Unfortunately the majority of what you are saying here is the typical FUD I hear every day regarding IPv6.
With the upmost of respect - you don't know what you're talking about.
".. but it is (IPv6 not IPv4) and that's why it's been around all those years with zero uptake."
Actually it is very heavily used in academia, military, research and development, and the scientific community. Just as the internet initially grew out as (mostly) a bunch of universities for them to share research - IPv6 is getting pushed from that direction too.
"-Every computer IP-trackable by doubleclick, google, etc? BAD. Effectively, an indelible supercookie."
How is this any different to what you have now? Home / SOHO networks generally all connect to the internet from a fixed / virtually fixed IP address. Larger corporate networks can use host id randomisation, which is actually built into the Windows IPv6 stack by default.
"-Internal IP addresses tied to your ISP, your LAN infrastructure therefore tied to your ISP. Bad idea."

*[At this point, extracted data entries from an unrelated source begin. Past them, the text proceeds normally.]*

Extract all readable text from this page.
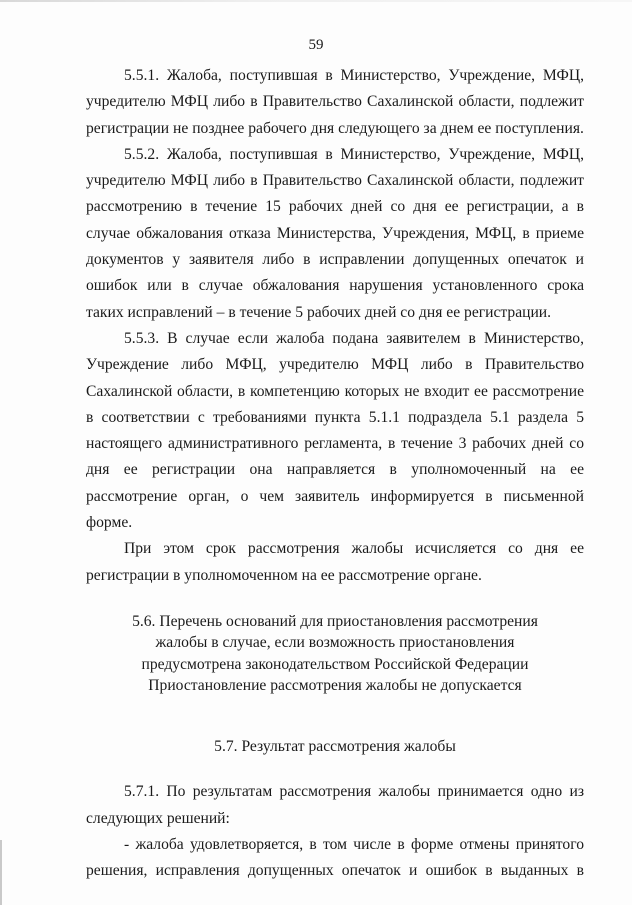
59

5.5.1. Жалоба, поступившая в Министерство, Учреждение, МФЦ, учредителю МФЦ либо в Правительство Сахалинской области, подлежит регистрации не позднее рабочего дня следующего за днем ее поступления.

5.5.2. Жалоба, поступившая в Министерство, Учреждение, МФЦ, учредителю МФЦ либо в Правительство Сахалинской области, подлежит рассмотрению в течение 15 рабочих дней со дня ее регистрации, а в случае обжалования отказа Министерства, Учреждения, МФЦ, в приеме документов у заявителя либо в исправлении допущенных опечаток и ошибок или в случае обжалования нарушения установленного срока таких исправлений – в течение 5 рабочих дней со дня ее регистрации.

5.5.3. В случае если жалоба подана заявителем в Министерство, Учреждение либо МФЦ, учредителю МФЦ либо в Правительство Сахалинской области, в компетенцию которых не входит ее рассмотрение в соответствии с требованиями пункта 5.1.1 подраздела 5.1 раздела 5 настоящего административного регламента, в течение 3 рабочих дней со дня ее регистрации она направляется в уполномоченный на ее рассмотрение орган, о чем заявитель информируется в письменной форме.

При этом срок рассмотрения жалобы исчисляется со дня ее регистрации в уполномоченном на ее рассмотрение органе.

5.6. Перечень оснований для приостановления рассмотрения
жалобы в случае, если возможность приостановления
предусмотрена законодательством Российской Федерации
Приостановление рассмотрения жалобы не допускается
5.7. Результат рассмотрения жалобы

5.7.1. По результатам рассмотрения жалобы принимается одно из следующих решений:

- жалоба удовлетворяется, в том числе в форме отмены принятого решения, исправления допущенных опечаток и ошибок в выданных в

Homes and Small businesses rarely have more than one subnet on the site - the only router on the whole network is the internet gateway, so on the very rare ocassion that they move ISP, you change the LAN IP on the router, and Stateless Autoconfiguration takes care of the rest. DHCP - Just change the scope. If you've used Static IP addresses instead of DHCP reservations, well that's just your own fault, and you obviously have the knowledge to set it again.
Large public sector / corporate networks wouldn't be using ISP provided IP addresses anyway - they would be using Provider Independent address ranges that can move with them as they move providers.

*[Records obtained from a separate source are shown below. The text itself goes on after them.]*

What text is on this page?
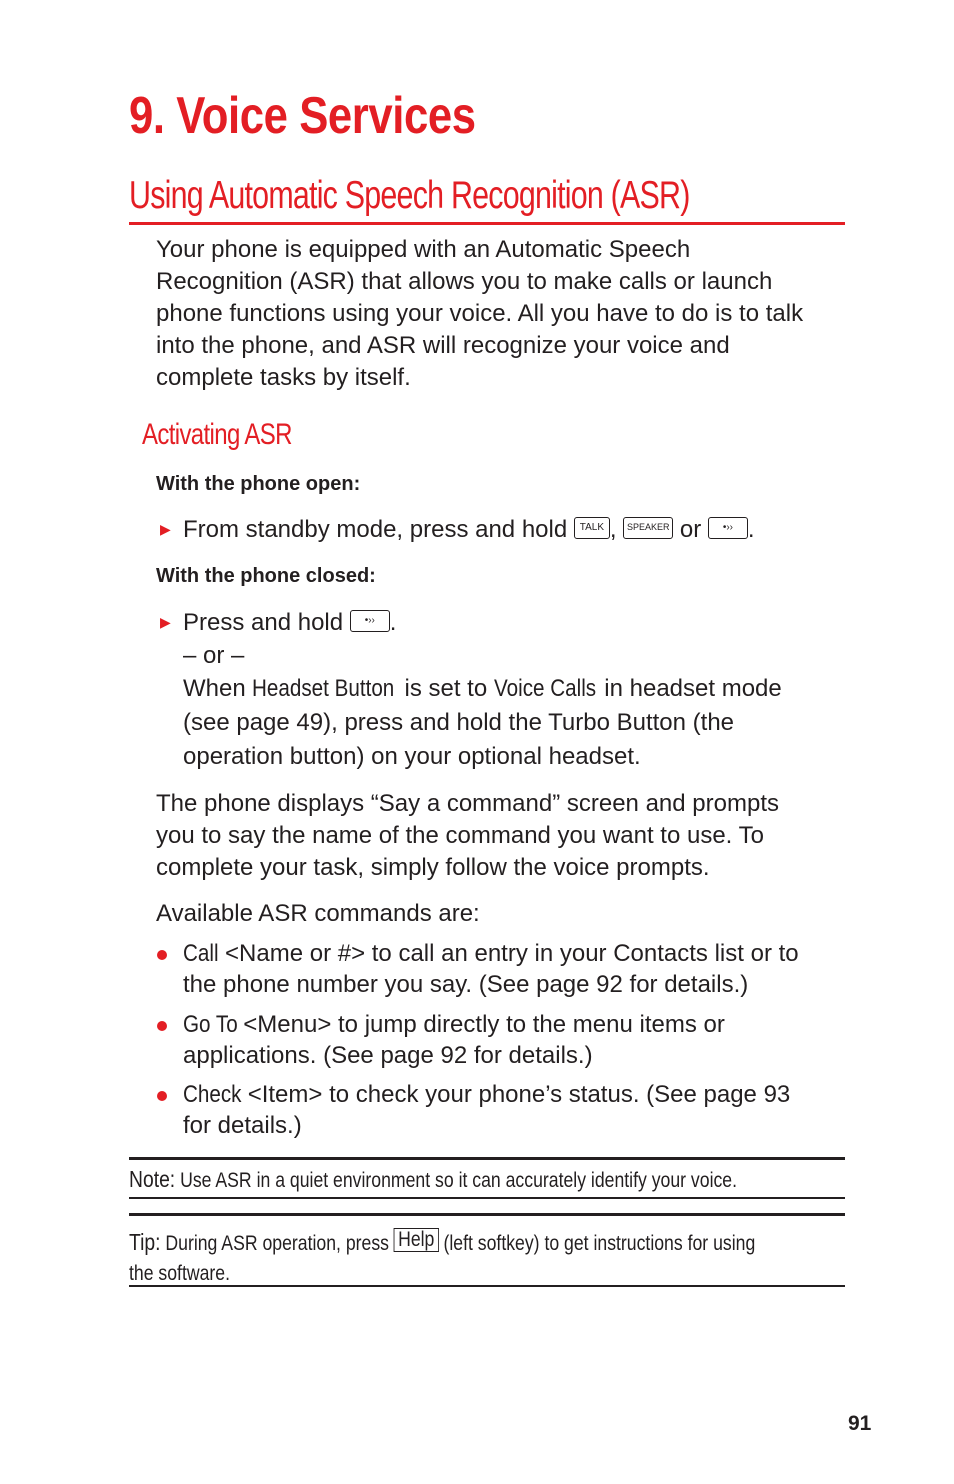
9. Voice Services
Using Automatic Speech Recognition (ASR)
Your phone is equipped with an Automatic Speech
Recognition (ASR) that allows you to make calls or launch
phone functions using your voice. All you have to do is to talk
into the phone, and ASR will recognize your voice and
complete tasks by itself.
Activating ASR
With the phone open:
▶ From standby mode, press and hold TALK , SPEAKER or •›› .
With the phone closed:
▶ Press and hold •›› .
– or –
When Headset Button is set to Voice Calls in headset mode
(see page 49), press and hold the Turbo Button (the
operation button) on your optional headset.
The phone displays “Say a command” screen and prompts
you to say the name of the command you want to use. To
complete your task, simply follow the voice prompts.
Available ASR commands are:
Call <Name or #> to call an entry in your Contacts list or to
the phone number you say. (See page 92 for details.)
Go To <Menu> to jump directly to the menu items or
applications. (See page 92 for details.)
Check <Item> to check your phone’s status. (See page 93
for details.)
Note: Use ASR in a quiet environment so it can accurately identify your voice.
Tip: During ASR operation, press Help (left softkey) to get instructions for using
the software.
91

"-Nightmarish scheme for writing IP addresses... imagine giving phone support to a home user."
It will be tough at first I'll give you that - but what do you suggest - represent an IPv6 address in dotted decimal!? The new Hex format is vastly better than using decimal - less space taken up - easier conversion to binary form.
"-How the hell do you tell if your firewall is secure, with so complex a scheme? Dunno. Beyond me, and I'm just the IT guy."
Er - it's actually less complex because you take NAT out of the equation. Your entire internal network is represented as a single prefix, anything else is outside. Your firewall objects will be named anyway.
Not so long ago, when IP was winning the Layer3 wars - all the old Appletalk and IPX/SPX guys were bemoaning IP "Oh.. it's too complicated" "The old way was better" And at about that time people were getting paid 6-figure sums to go and carry out the migrations. IPv6 is going that way - and I'm seriously looking forward to it, because I'm one of those guys who is hopefully going to be getting paid obscene amounts of money to do IPv6 rollouts, because everyone else is too scared to look at it properly.
IPv6 is the monster in the cupboard - scary as hell. Until you open the cupboard and find that there's no monsters at all - it's just John Goodman is a big fluffy blue suit.